Утро оказалось ничем не хуже вчерашнего – кругом тишина, туман и благолепие. Впрочем, туман оказался несколько густоват, так что Семен чуть не проплыл мимо заветного места. Там он немедленно установил свои снасти, а именно: на дне – камень, он же грузило. От него веревка к поплавку – обломку сухого бревна. К веревке над дном привязан поводок с крючком. В одном случае Семен насадил лягушку, а в другом – окуня примерно с ладонь размером. Потом Семен отплыл в сторону, закинул обычную удочку и стал ждать, сильно переживая, не слишком ли мелкие у него крючки, не слишком ли толстая сухожильная леска, и вообще, едят ли сомы окуней, ведь они колючие.

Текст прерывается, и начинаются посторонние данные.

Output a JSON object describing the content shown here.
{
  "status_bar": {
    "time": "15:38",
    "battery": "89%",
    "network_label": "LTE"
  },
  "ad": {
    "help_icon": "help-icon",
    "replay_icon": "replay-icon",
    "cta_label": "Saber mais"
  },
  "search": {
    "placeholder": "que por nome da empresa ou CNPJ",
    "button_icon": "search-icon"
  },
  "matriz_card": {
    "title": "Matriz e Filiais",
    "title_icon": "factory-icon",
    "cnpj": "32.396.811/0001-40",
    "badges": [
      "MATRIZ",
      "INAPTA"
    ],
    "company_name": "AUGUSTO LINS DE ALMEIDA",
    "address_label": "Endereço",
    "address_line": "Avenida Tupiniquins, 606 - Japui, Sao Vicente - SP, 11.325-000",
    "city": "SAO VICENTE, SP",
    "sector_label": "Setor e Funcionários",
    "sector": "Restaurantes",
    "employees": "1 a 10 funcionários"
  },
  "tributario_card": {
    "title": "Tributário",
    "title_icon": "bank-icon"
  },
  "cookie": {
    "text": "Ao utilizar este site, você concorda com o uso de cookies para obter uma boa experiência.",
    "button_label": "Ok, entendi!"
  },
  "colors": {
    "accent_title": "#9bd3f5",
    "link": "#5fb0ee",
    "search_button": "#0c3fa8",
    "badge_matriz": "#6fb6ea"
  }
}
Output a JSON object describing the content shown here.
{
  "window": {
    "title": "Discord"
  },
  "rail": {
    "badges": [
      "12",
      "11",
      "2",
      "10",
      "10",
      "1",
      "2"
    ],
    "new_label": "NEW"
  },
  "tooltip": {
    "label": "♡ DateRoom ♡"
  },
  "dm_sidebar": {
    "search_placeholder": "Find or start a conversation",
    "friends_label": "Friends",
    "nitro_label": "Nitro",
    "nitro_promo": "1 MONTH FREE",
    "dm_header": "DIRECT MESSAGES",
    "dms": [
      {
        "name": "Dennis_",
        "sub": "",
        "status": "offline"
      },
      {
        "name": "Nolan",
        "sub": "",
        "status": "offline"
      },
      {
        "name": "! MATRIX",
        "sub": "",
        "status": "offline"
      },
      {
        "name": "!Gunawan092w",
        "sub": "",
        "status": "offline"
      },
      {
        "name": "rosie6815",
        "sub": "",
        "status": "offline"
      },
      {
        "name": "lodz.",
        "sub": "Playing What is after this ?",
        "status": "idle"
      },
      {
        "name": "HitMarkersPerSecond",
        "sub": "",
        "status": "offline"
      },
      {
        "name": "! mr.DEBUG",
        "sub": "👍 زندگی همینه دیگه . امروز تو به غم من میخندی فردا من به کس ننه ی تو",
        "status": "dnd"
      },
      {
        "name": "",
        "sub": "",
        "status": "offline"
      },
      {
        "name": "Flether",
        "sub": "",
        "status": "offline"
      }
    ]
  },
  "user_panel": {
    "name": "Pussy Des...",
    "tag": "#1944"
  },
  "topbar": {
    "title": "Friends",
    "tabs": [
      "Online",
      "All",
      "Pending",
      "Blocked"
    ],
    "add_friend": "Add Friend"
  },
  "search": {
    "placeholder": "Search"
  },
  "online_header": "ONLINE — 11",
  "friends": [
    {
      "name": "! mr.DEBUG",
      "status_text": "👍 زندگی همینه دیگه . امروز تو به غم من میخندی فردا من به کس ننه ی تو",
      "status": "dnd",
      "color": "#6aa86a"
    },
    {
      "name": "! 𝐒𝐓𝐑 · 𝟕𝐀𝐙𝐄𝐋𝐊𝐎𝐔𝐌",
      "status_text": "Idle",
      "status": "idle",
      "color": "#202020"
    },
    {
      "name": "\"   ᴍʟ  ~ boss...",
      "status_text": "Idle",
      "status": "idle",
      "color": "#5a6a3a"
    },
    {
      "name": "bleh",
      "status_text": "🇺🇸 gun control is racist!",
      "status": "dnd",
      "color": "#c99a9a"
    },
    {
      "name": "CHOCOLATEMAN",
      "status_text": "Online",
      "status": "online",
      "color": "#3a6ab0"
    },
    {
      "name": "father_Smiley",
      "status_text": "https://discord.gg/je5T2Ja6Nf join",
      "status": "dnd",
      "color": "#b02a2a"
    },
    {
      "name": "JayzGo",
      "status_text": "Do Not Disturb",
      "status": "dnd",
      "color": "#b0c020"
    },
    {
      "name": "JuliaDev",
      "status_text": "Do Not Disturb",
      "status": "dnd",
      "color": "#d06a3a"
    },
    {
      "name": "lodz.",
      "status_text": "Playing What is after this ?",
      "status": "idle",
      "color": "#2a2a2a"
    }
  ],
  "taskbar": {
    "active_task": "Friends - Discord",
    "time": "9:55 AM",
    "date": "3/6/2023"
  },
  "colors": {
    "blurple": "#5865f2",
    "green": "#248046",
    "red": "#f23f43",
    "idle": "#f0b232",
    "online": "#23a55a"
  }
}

Примерно через час начала клевать плотва (или красноперка?). Экземпляры были мельче вчерашних, но попадались чаще. Разумеется, Семен увлекся и, когда снова взглянул на бревна-поплавки, то одного из них недосчитался – именно того, под которым был прицеплен окунь. Данное обстоятельство рыбака обеспокоило, и он, с сожалением отложив удочку, поднял якорь и отправился на поиски. Смешно, конечно, но почти метровое полено, толщиной с его голень, исчезло бесследно. Впрочем, этому мог способствовать туман, а также тот факт, что вдоль близкого берега в изобилии имелись и кусты, и коряги, и даже небольшие заломы из бревен, принесенных большой водой.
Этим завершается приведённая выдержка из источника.